『友情』前田エマ vol.5
※ソーシャルディスタンスを保ち、安全に十分に配慮したうえで行動・撮影を行っております
私の日々のすぐ隣にあることを、写真とともに綴ってきたこの連載も、今回で最終回となりました。
旅をすること、人と出会うこと。私の日々は、そのふたつがあるからこそまわっていました。
『X-A7』で写真を撮る連載をしませんか?と最初に声をかけていただいたとき、私の心は浮き足立ちました。
「写真を撮ることを理由にして、あの人に会いに行きたいな」「あんな場所に旅をして、こんなことを書きたいな」
しかし連載がスタートした昨年の4月は、想像もしなかったような世界の始まりでもありました。
私は周りから呆れられるほどの根明なので、あまり落ち込んだりしない性格です。そんな私でも、さすがに苛立ったり残念な気持ちになった時もありました。X-A7と共に過ごしたこの日々を、いつか私はやっぱり忘れてしまうでしょう。こんなに大変なことが起こっても、前に進むために見た景色や感情のカケラのことについては少しづつ忘れてしまうのでしょう。それでもいつか写真を見返したときに、遠くへ行かずとも、誰かに会えずとも、撮ることと書くことで心が救われ、どこかへ旅へ出ていた時間があったことを、思い出すのではないかと思います。

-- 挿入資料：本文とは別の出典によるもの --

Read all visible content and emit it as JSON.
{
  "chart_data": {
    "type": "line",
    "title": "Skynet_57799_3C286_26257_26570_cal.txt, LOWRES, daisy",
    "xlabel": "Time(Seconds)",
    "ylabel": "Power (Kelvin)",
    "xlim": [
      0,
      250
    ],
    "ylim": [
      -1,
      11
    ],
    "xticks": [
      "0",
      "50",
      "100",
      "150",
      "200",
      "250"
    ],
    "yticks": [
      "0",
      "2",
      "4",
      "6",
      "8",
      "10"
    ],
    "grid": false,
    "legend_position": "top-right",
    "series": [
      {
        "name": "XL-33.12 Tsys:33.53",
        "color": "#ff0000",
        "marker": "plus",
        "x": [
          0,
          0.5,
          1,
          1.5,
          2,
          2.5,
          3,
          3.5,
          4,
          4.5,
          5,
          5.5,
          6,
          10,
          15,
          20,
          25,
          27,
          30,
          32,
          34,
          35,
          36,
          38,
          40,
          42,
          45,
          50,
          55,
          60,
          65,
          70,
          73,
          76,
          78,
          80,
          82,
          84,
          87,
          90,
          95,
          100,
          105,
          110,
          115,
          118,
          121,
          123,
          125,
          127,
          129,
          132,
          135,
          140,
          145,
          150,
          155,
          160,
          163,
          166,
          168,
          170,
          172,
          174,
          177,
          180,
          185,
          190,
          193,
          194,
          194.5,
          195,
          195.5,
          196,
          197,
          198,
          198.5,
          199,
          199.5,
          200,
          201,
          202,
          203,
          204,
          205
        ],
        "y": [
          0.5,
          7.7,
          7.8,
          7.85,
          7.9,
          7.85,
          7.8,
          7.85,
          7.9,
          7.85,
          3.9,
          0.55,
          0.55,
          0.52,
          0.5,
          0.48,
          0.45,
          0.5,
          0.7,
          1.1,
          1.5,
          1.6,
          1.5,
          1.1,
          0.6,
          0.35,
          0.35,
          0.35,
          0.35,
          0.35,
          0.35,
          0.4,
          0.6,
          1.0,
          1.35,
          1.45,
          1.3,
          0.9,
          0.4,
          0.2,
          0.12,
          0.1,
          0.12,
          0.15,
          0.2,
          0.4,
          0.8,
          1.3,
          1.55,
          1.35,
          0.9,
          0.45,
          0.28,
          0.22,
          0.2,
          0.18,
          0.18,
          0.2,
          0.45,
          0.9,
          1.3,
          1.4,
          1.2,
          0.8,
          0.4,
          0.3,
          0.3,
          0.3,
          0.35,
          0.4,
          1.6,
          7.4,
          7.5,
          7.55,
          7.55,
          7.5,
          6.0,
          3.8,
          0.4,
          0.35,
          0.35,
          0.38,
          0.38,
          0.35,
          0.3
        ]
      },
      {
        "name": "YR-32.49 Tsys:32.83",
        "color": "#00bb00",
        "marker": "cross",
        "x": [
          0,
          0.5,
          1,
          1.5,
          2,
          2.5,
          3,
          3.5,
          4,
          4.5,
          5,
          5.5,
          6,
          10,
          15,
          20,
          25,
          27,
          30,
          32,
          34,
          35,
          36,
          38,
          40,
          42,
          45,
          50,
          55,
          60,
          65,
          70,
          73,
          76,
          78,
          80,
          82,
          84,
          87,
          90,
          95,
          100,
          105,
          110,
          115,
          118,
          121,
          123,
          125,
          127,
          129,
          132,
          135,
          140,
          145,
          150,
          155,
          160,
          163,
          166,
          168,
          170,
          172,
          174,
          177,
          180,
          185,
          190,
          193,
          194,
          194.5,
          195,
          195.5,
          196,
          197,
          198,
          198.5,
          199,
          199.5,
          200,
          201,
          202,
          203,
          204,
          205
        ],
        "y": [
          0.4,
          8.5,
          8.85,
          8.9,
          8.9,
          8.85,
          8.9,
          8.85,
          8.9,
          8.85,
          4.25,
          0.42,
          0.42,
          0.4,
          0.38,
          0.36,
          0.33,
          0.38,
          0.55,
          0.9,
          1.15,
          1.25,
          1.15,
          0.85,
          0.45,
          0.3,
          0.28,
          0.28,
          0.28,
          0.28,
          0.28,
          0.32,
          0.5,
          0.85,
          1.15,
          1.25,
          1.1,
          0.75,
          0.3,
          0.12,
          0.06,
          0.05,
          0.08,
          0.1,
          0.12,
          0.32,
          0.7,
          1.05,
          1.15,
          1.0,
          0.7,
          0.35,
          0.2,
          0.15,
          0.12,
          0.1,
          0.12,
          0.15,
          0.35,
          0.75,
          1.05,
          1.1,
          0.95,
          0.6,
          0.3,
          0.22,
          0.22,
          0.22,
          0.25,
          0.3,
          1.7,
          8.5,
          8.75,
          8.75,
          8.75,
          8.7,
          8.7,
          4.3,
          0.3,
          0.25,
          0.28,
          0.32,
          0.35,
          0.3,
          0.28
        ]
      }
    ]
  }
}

今回はこの原稿の締め切りの前日に、一緒に散歩した友人との数時間をここに載せます。冬なのに春のはじまりのような、穏やかなやわらかい陽のひかりが、身体を包んだ日のことです。
女の友情が苦手だ。
私はどちらかと言えば友人が多いほうだと思うし、女友達は特に多い。彼女たちと一緒にごはんを食べたり、おしゃべりしたり、笑いあったりしたあとの帰り道は、シュワシュワしている頭のままで柔らかいソファに身体が深く沈んでいくような、ふわふわした気持ちになるのだが、手放しで”女の友情っていいよね”と私にはまだ言えない。その言葉を口にしようとすると、心の中に靄がかかってしまう。友情に性別は関係ないのに、そんなふうに思う自分のことを不思議に感じることもある。
私は幼い頃から男の友情にとても憧れていた。いちばん最初の記憶は小学生の頃、教室の窓から見えた風景だ。クラスの男子が無邪気にじゃれるようにして校庭で遊ぶ姿を羨ましく思った。7つ歳の離れた弟が友人と遊んでいるのを横目で見ると、今もまだそのときのと似たような匂いがする。いいなあと思う。
私は男の友情には、一緒にいるだけでひとつ空気が生まれるような、言葉を交わさずともお互いを愛おしく思い合うような、意味よりもくだらなさを大切にするような、そういう関係性が女の友情よりも漂う気がして、悔しい。
女の友情は、今の私にとっては人生への考え方やプライド、自意識がいちばん最初にきてしまうような感覚がある。それは面白いものではあるのだけれど、なんだか胡散臭い気持ちになってしまう時もある。
そんな私だけれど、大人になってからの方がいままでよりも女の友情が少したのしいと最近は感じる。私にとっての友情とは尊敬とほぼ同じ意味だ。そして私にとっての仕事とはその人の生き様そのものだ。生き様を尊敬できる人と過ごすこと、その人のことを想う時間があることが、私の人生のうれしさなのかもしれない。
こんな私にもいつか”女の友情っていいよね”と思える日がくるのだろうか。それはそれでなんだかなあと思うのだけれど、28歳の今のところはこんな感じだ。